Of those three, it is constitutional transformation that can provide the best opportunity to renew the party’s agenda over five years of hard lessons about the limitations of the British state. The Labour manifesto promises a ‘constitutional convention’, led by a Citizen’s Assembly, to explore how the redistribution of wealth and economic institutions across Britain can be accompanied by a redistribution of democratic power. Scottish Labour’s own manifesto offers further detail on this, calling for a UK-wide ‘charter of rights’ that could form the embryo of a written constitution. This could include a range of economic, social and political rights, from welfare provision to trade union freedoms, which no devolved nation or region of the UK could diminish. A dispersal of democratic decision-making across the country would instead allow a race to the top, turning regional and national self-government into a laboratory for ambitious experimentation with socialist policy. We could compare the achievements of the London Assembly’s Universal Basic Income with those of a Northumbrian Parliament’s Universal Basic Services. The UK and Scottish manifestos both propose replacing the House of Lords with a ‘Senate of the Nations and Regions’ to oversee this ‘rebalancing’ of British intergovernmental relations, ending the ‘hierarchy’ of Westminster over everything else and embracing a principle of ‘co-determination.’

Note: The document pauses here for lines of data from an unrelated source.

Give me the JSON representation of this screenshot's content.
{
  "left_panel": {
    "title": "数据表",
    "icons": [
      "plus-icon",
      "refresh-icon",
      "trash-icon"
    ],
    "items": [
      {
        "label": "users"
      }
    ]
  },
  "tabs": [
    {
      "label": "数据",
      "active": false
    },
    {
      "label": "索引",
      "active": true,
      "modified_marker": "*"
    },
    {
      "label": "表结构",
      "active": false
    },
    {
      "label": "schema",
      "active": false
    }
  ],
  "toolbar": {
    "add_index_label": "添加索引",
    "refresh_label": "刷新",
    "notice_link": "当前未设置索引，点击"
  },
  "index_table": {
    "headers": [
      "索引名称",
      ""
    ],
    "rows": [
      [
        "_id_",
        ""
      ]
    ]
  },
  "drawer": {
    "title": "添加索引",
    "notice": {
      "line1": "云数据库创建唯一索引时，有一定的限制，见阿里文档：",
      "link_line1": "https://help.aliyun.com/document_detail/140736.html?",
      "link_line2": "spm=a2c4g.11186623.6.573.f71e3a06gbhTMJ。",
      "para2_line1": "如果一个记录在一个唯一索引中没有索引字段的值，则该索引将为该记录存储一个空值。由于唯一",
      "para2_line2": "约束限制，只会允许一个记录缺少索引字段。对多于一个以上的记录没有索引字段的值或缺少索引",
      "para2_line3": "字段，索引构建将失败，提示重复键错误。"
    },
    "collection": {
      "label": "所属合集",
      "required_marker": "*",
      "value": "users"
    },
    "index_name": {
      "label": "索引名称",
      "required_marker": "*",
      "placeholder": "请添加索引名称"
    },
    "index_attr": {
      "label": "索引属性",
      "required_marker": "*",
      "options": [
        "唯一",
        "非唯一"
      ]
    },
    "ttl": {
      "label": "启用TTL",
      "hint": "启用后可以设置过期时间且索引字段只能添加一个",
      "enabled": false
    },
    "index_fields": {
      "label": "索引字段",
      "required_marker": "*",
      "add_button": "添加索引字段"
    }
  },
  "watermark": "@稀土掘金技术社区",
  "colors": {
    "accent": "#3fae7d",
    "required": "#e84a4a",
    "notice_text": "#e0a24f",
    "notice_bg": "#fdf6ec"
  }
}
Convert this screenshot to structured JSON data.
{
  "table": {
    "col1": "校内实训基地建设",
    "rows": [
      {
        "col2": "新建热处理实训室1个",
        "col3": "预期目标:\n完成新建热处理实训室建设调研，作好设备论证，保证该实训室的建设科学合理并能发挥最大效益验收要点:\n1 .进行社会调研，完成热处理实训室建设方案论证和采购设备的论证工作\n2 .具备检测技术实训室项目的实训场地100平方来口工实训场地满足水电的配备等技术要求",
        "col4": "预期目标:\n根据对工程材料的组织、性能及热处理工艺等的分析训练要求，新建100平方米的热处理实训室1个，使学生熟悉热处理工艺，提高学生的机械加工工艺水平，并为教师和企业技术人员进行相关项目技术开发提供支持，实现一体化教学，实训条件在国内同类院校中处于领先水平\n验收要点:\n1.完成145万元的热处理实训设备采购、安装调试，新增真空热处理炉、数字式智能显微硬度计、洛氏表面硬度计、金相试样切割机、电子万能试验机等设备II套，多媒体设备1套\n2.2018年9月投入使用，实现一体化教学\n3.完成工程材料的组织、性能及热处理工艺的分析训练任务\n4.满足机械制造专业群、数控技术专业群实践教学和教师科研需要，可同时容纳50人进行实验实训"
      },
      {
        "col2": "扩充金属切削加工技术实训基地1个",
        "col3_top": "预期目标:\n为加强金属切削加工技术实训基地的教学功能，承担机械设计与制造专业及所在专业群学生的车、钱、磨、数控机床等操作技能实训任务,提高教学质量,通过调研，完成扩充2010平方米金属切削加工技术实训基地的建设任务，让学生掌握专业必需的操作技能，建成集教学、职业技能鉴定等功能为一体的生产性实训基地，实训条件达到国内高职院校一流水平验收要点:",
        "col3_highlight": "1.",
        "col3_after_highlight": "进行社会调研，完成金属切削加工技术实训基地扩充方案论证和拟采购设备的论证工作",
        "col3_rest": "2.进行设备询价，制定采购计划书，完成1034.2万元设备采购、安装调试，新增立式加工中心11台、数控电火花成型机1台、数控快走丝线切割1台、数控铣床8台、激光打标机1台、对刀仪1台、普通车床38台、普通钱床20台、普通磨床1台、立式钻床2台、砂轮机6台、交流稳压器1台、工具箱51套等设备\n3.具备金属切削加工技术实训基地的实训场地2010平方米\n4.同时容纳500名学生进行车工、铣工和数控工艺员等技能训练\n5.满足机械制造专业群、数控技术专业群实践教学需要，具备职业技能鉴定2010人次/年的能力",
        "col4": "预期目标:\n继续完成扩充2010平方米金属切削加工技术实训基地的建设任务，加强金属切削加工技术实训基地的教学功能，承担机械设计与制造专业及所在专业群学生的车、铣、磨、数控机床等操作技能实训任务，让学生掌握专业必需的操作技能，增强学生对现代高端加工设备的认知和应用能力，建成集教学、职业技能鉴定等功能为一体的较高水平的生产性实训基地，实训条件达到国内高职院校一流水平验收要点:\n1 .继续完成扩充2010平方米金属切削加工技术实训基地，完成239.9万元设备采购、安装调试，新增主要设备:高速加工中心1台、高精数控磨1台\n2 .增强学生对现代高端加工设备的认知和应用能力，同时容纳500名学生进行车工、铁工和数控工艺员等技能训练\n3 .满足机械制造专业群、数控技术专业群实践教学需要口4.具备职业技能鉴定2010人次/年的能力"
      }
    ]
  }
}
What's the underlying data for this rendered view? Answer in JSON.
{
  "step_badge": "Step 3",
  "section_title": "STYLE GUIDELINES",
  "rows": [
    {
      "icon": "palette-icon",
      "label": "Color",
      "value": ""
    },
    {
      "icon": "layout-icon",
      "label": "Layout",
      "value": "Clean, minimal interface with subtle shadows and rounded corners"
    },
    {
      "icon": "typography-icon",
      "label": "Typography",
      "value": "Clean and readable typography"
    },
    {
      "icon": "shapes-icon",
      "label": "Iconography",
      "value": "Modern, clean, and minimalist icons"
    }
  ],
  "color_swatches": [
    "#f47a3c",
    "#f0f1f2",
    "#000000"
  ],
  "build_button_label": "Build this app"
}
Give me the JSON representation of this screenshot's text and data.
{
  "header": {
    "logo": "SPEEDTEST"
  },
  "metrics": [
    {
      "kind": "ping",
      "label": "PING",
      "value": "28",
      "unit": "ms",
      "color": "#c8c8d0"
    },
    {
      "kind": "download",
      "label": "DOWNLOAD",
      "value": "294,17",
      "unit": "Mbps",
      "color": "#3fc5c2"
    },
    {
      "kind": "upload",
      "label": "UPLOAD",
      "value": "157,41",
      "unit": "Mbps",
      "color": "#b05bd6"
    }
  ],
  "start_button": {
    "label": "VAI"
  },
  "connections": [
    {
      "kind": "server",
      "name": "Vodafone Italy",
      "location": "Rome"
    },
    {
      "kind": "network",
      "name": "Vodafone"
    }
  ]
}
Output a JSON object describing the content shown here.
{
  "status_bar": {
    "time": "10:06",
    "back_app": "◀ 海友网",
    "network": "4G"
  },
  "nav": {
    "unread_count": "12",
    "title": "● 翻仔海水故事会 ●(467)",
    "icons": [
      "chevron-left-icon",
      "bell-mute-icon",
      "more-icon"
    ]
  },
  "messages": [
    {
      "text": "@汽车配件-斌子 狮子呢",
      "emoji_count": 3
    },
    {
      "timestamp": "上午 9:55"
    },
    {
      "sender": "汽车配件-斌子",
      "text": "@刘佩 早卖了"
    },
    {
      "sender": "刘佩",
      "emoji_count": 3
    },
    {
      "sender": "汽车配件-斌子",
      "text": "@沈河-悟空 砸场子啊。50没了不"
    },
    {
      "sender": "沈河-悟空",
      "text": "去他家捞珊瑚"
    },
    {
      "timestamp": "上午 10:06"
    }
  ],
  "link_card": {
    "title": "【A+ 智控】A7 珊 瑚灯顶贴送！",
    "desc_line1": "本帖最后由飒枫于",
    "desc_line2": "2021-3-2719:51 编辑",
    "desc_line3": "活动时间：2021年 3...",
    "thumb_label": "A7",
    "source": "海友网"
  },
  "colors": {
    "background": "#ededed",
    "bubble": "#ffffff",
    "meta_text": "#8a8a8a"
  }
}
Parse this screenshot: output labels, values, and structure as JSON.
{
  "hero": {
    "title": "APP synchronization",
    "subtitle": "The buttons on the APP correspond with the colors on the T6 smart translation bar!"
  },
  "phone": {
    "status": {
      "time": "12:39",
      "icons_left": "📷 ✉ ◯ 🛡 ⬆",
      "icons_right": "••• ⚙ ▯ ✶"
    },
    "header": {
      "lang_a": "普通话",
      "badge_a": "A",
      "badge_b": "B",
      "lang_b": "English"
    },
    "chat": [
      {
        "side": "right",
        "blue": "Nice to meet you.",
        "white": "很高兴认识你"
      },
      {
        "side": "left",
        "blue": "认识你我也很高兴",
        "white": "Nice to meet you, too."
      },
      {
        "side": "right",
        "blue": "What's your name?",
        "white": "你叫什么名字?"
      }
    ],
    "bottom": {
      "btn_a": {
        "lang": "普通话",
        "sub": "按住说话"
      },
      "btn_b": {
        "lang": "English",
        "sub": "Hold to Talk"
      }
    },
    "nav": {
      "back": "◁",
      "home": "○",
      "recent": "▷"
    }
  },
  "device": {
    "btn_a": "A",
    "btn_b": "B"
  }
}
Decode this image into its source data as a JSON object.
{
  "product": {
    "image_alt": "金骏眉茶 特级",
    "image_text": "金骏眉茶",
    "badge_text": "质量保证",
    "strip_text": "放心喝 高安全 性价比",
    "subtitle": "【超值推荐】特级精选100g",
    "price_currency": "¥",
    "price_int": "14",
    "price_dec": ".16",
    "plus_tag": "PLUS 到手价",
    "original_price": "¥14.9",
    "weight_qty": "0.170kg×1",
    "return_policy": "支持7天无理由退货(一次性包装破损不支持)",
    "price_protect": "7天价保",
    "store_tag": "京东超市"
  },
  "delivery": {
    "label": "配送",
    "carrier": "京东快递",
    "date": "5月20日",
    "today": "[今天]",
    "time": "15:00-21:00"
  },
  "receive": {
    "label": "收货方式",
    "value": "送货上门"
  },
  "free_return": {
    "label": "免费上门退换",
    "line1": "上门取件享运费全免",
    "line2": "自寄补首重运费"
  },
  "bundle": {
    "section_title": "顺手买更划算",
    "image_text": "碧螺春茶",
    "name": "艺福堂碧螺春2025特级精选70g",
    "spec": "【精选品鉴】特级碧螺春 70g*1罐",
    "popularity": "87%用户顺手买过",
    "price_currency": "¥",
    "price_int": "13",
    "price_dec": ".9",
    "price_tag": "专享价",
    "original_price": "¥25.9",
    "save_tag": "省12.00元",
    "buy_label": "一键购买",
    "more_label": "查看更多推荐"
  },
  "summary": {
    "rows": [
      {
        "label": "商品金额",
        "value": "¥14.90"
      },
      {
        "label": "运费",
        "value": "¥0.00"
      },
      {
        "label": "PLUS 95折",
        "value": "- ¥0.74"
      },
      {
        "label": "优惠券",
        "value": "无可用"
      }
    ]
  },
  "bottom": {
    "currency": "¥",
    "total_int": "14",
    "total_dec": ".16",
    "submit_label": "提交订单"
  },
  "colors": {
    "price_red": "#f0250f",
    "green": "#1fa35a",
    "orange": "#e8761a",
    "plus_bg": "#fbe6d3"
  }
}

Yet these proposals remain extremely vague, and should Labour win, one urgent priority for Scottish Labour will be to ensure that they do not fall by the wayside in the excitement of a new government. Governing not just with the support of the SNP at Westminster, but in collaboration with devolved parliaments, will require far closer attention to be paid to the territorial aspects of British politics than the English left has been used to. Understanding the Scottish question means finally recognising its relationship to the English question: regardless of how transformative Labour’s economic agenda is, if an unspoken English bias continues to dominate the discussion and practice of British politics, Scots will continue to feel marginalised and frustrated by it.

Scottish Labour wants to reinject class politics and a self-critical realism into Scottish political discourse, but is up against an overwhelming need to dissolve the nation’s own failures and differences into a single voice that can speak out against England’s overbearing grip on the British political imagination. Escaping such an impasse cannot be done through Scottish action alone – even with independence, England’s looming presence will still be felt in Scotland’s political, cultural and economic life. The most obvious solution, as writers like Alex Niven and Tom Hazeldine have recently suggested in their work on the ‘Northern question’, is the politicisation of England’s own territorial diversity, and a federalism – or indeed confederalism – of genuine equals. If socialists don’t want to see the break-up of Britain, they’re going to have to start thinking about the break-up of England.